它清晰地记载了“心弦”能力的各种类型、表现形式,以及那个冰冷的 被反复验证的结论:强烈的情感输出,必然伴随对应的记忆磨损。情感是燃料,记忆是代价。
“哐当!”
一声闷响打破了死寂。
左奇函猛地用身体再次撞了一下那被堵住的入口,外面立刻传来令人牙酸的刮擦声和低语,似乎那离去的怪物又被这里的动静吸引了回来!
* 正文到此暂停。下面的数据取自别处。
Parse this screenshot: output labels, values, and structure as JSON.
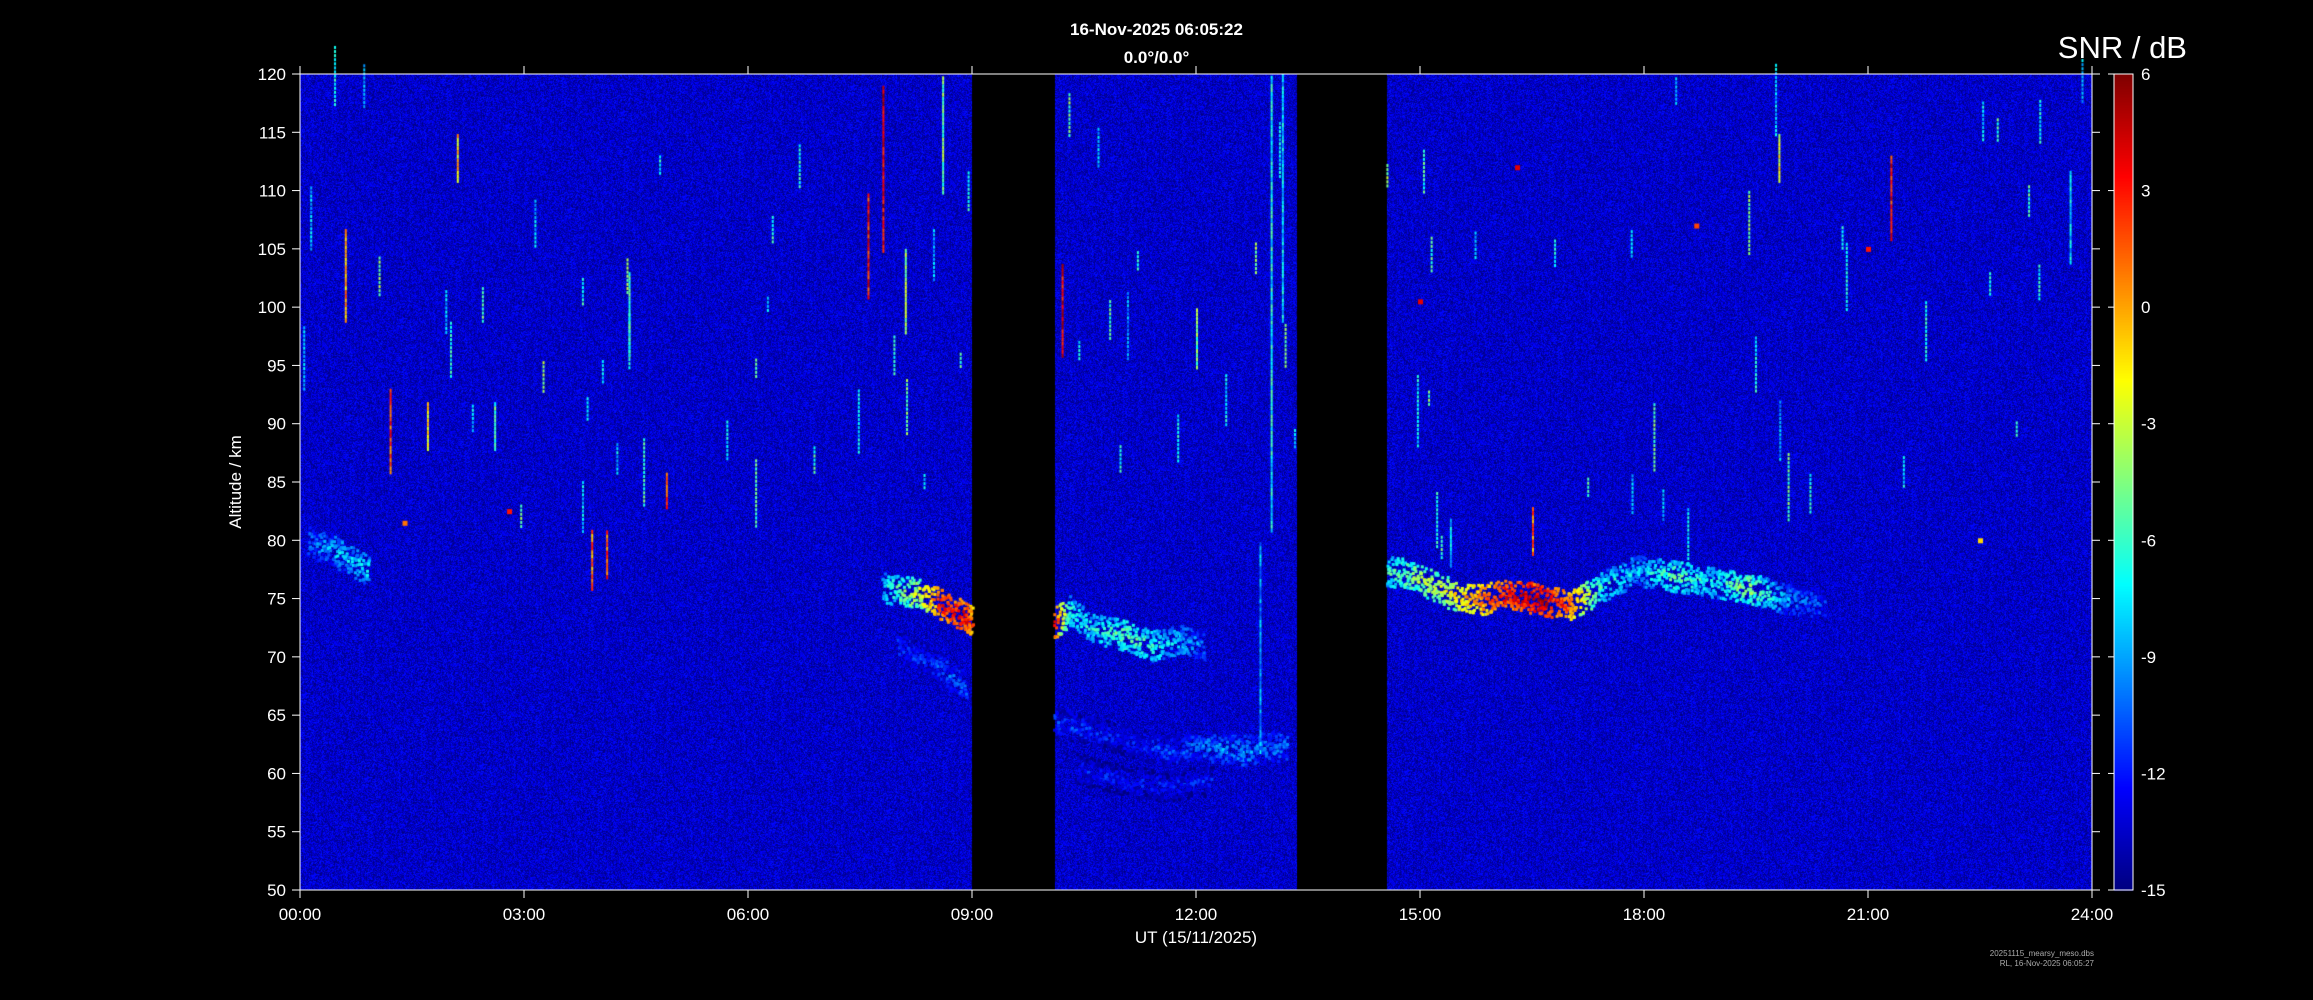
{
  "header": {
    "timestamp": "16-Nov-2025 06:05:22",
    "angles": "0.0°/0.0°"
  },
  "colorbar": {
    "title": "SNR / dB",
    "ticks": [
      6,
      3,
      0,
      -3,
      -6,
      -9,
      -12,
      -15
    ],
    "range": [
      -15,
      6
    ],
    "colormap": "jet"
  },
  "footer": {
    "file": "20251115_mearsy_meso.dbs",
    "stamp": "RL, 16-Nov-2025 06:05:27"
  },
  "chart_data": {
    "type": "heatmap",
    "title": "",
    "xlabel": "UT (15/11/2025)",
    "ylabel": "Altitude / km",
    "x_unit": "hours UT",
    "xlim": [
      0,
      24
    ],
    "ylim": [
      50,
      120
    ],
    "x_ticks": [
      "00:00",
      "03:00",
      "06:00",
      "09:00",
      "12:00",
      "15:00",
      "18:00",
      "21:00",
      "24:00"
    ],
    "y_ticks": [
      50,
      55,
      60,
      65,
      70,
      75,
      80,
      85,
      90,
      95,
      100,
      105,
      110,
      115,
      120
    ],
    "background_snr_db": -13.5,
    "data_gaps_hours": [
      [
        9.0,
        10.1
      ],
      [
        13.35,
        14.55
      ]
    ],
    "echo_layers": [
      {
        "name": "",
        "points": [
          [
            0.1,
            80.0,
            -10
          ],
          [
            0.5,
            79.0,
            -8
          ],
          [
            0.9,
            77.5,
            -7
          ]
        ]
      },
      {
        "name": "",
        "points": [
          [
            7.8,
            76.0,
            -7
          ],
          [
            8.3,
            75.5,
            -2
          ],
          [
            8.6,
            74.5,
            3
          ],
          [
            8.9,
            73.5,
            4
          ],
          [
            9.0,
            73.0,
            2
          ]
        ]
      },
      {
        "name": "",
        "points": [
          [
            8.0,
            71.0,
            -11
          ],
          [
            8.5,
            69.5,
            -11
          ],
          [
            8.9,
            67.5,
            -10
          ]
        ]
      },
      {
        "name": "",
        "points": [
          [
            10.1,
            73.0,
            3
          ],
          [
            10.3,
            74.0,
            -6
          ],
          [
            10.6,
            72.5,
            -7
          ],
          [
            11.0,
            72.0,
            -5
          ],
          [
            11.4,
            71.0,
            -6
          ],
          [
            11.8,
            71.5,
            -8
          ],
          [
            12.1,
            71.0,
            -10
          ]
        ]
      },
      {
        "name": "",
        "points": [
          [
            10.1,
            64.5,
            -11
          ],
          [
            11.0,
            63.0,
            -12
          ],
          [
            11.6,
            62.0,
            -11
          ],
          [
            12.0,
            62.5,
            -10
          ],
          [
            12.6,
            62.0,
            -9
          ],
          [
            13.2,
            62.5,
            -10
          ]
        ]
      },
      {
        "name": "",
        "points": [
          [
            10.4,
            60.5,
            -12
          ],
          [
            11.0,
            59.5,
            -12
          ],
          [
            11.6,
            59.0,
            -12
          ],
          [
            12.2,
            59.5,
            -12
          ]
        ]
      },
      {
        "name": "",
        "points": [
          [
            14.55,
            77.5,
            -6
          ],
          [
            14.9,
            77.0,
            -4
          ],
          [
            15.4,
            75.5,
            -2
          ],
          [
            15.8,
            75.0,
            1
          ],
          [
            16.2,
            75.5,
            4
          ],
          [
            16.6,
            75.0,
            5
          ],
          [
            17.0,
            74.5,
            2
          ],
          [
            17.4,
            76.0,
            -6
          ],
          [
            17.9,
            77.5,
            -8
          ],
          [
            18.4,
            77.0,
            -5
          ],
          [
            18.9,
            76.5,
            -7
          ],
          [
            19.4,
            76.0,
            -4
          ],
          [
            19.9,
            75.0,
            -9
          ],
          [
            20.4,
            74.5,
            -11
          ]
        ]
      }
    ],
    "vertical_streaks": [
      {
        "x": 0.6,
        "y0": 99,
        "y1": 107,
        "snr": 0
      },
      {
        "x": 1.2,
        "y0": 86,
        "y1": 93,
        "snr": 2
      },
      {
        "x": 1.7,
        "y0": 88,
        "y1": 92,
        "snr": -1
      },
      {
        "x": 2.1,
        "y0": 111,
        "y1": 115,
        "snr": -1
      },
      {
        "x": 2.6,
        "y0": 88,
        "y1": 92,
        "snr": -6
      },
      {
        "x": 3.9,
        "y0": 76,
        "y1": 81,
        "snr": 1
      },
      {
        "x": 4.1,
        "y0": 77,
        "y1": 81,
        "snr": 2
      },
      {
        "x": 4.4,
        "y0": 96,
        "y1": 103,
        "snr": -5
      },
      {
        "x": 4.9,
        "y0": 83,
        "y1": 86,
        "snr": 2
      },
      {
        "x": 7.6,
        "y0": 101,
        "y1": 110,
        "snr": 3
      },
      {
        "x": 7.8,
        "y0": 105,
        "y1": 119,
        "snr": 4
      },
      {
        "x": 8.1,
        "y0": 98,
        "y1": 105,
        "snr": -4
      },
      {
        "x": 8.6,
        "y0": 110,
        "y1": 120,
        "snr": -5
      },
      {
        "x": 10.2,
        "y0": 96,
        "y1": 104,
        "snr": 4
      },
      {
        "x": 12.0,
        "y0": 95,
        "y1": 100,
        "snr": -5
      },
      {
        "x": 13.0,
        "y0": 81,
        "y1": 120,
        "snr": -7
      },
      {
        "x": 13.15,
        "y0": 99,
        "y1": 120,
        "snr": -8
      },
      {
        "x": 12.85,
        "y0": 62,
        "y1": 80,
        "snr": -9
      },
      {
        "x": 15.4,
        "y0": 78,
        "y1": 82,
        "snr": -8
      },
      {
        "x": 16.5,
        "y0": 79,
        "y1": 83,
        "snr": 1
      },
      {
        "x": 19.8,
        "y0": 111,
        "y1": 115,
        "snr": -2
      },
      {
        "x": 21.3,
        "y0": 106,
        "y1": 113,
        "snr": 3
      },
      {
        "x": 23.7,
        "y0": 104,
        "y1": 112,
        "snr": -8
      }
    ],
    "speckles": [
      {
        "x": 1.4,
        "y": 81.5,
        "snr": 1
      },
      {
        "x": 2.8,
        "y": 82.5,
        "snr": 3
      },
      {
        "x": 15.0,
        "y": 100.5,
        "snr": 4
      },
      {
        "x": 16.3,
        "y": 112,
        "snr": 4
      },
      {
        "x": 18.7,
        "y": 107,
        "snr": 2
      },
      {
        "x": 22.5,
        "y": 80,
        "snr": -1
      },
      {
        "x": 21.0,
        "y": 105,
        "snr": 3
      }
    ]
  }
}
“它们没走远!”左奇函低吼,肌肉绷紧,死死抵住障蔽,“这里不能待了!”
现实的危险再次压过了内心的惊涛骇浪。
杨博文猛地合上记录,眼神锐利地扫过众人,最终落在童禹坤身上:“出路?”
童禹坤似乎早就探查过,他毫不犹豫地指向房间最深处,一个被更多杂物半掩着的、更为隐蔽的通风管道口,哑声道:“那边。通向……别的‘试验区’。”他特意加重了最后三个字,带着一种不祥的预感。
“走!”杨博文当机立断。
左奇函率先行动,迅速清理开障碍。张桂源和另外几个男生立刻上前帮忙。
穆祉丞深吸一口气,似乎想将那些混乱的思绪暂时压下,他再次看向蜷缩着的王橹杰,伸出手,声音干涩却努力维持着镇定:“橹杰,我们得走了。”
王橹杰猛地一颤,像是被烫到一样,避开了他的触碰。
他自己扶着金属架,摇摇晃晃地站起来,脸色白得像纸,眼神空洞地避开了所有人的目光,尤其是穆祉丞的。他低着头,哑声道:“……我没事。”
那声音轻得几乎听不见,带着一种全然的破碎感。
穆祉丞的手僵在半空,最终缓缓握成拳,收了回去。
新的通风口被打开,同样是一片未知的黑暗。
左奇函依旧第一个钻了进去。这一次,没有人犹豫,一个接一个地沉默跟上。
王橹杰混在人群中,几乎是本能地跟着移动。他的大脑一片空白,只剩下那冰冷的记录词在反复回荡。
【记忆剥离】
【代价支付】
【样本采集】
经过那个放着录音笔的柜子时,他的余光瞥见那一排排冰冷的“样本”,胃里一阵剧烈的抽搐。
他猛地加快脚步,几乎是逃也似的,钻入了新的通道。
穆祉丞跟在他后面,看着他那仿佛想要逃离全世界单薄而仓皇的背影,伸出的手最终只是无声地握紧了拳,那双总是晴朗的眼睛里,沉沉地压上了从未有过的阴霾和……一丝茫然的痛楚。
黑暗再次吞噬了队伍。
这一次,寂静中流淌的,不再是单纯的恐惧。
还有猜疑、沉重、以及一个刚刚被撕开的鲜血淋漓的关于牺牲与遗忘的——残酷真相。
这条新的通道,又将通往怎样的绝望?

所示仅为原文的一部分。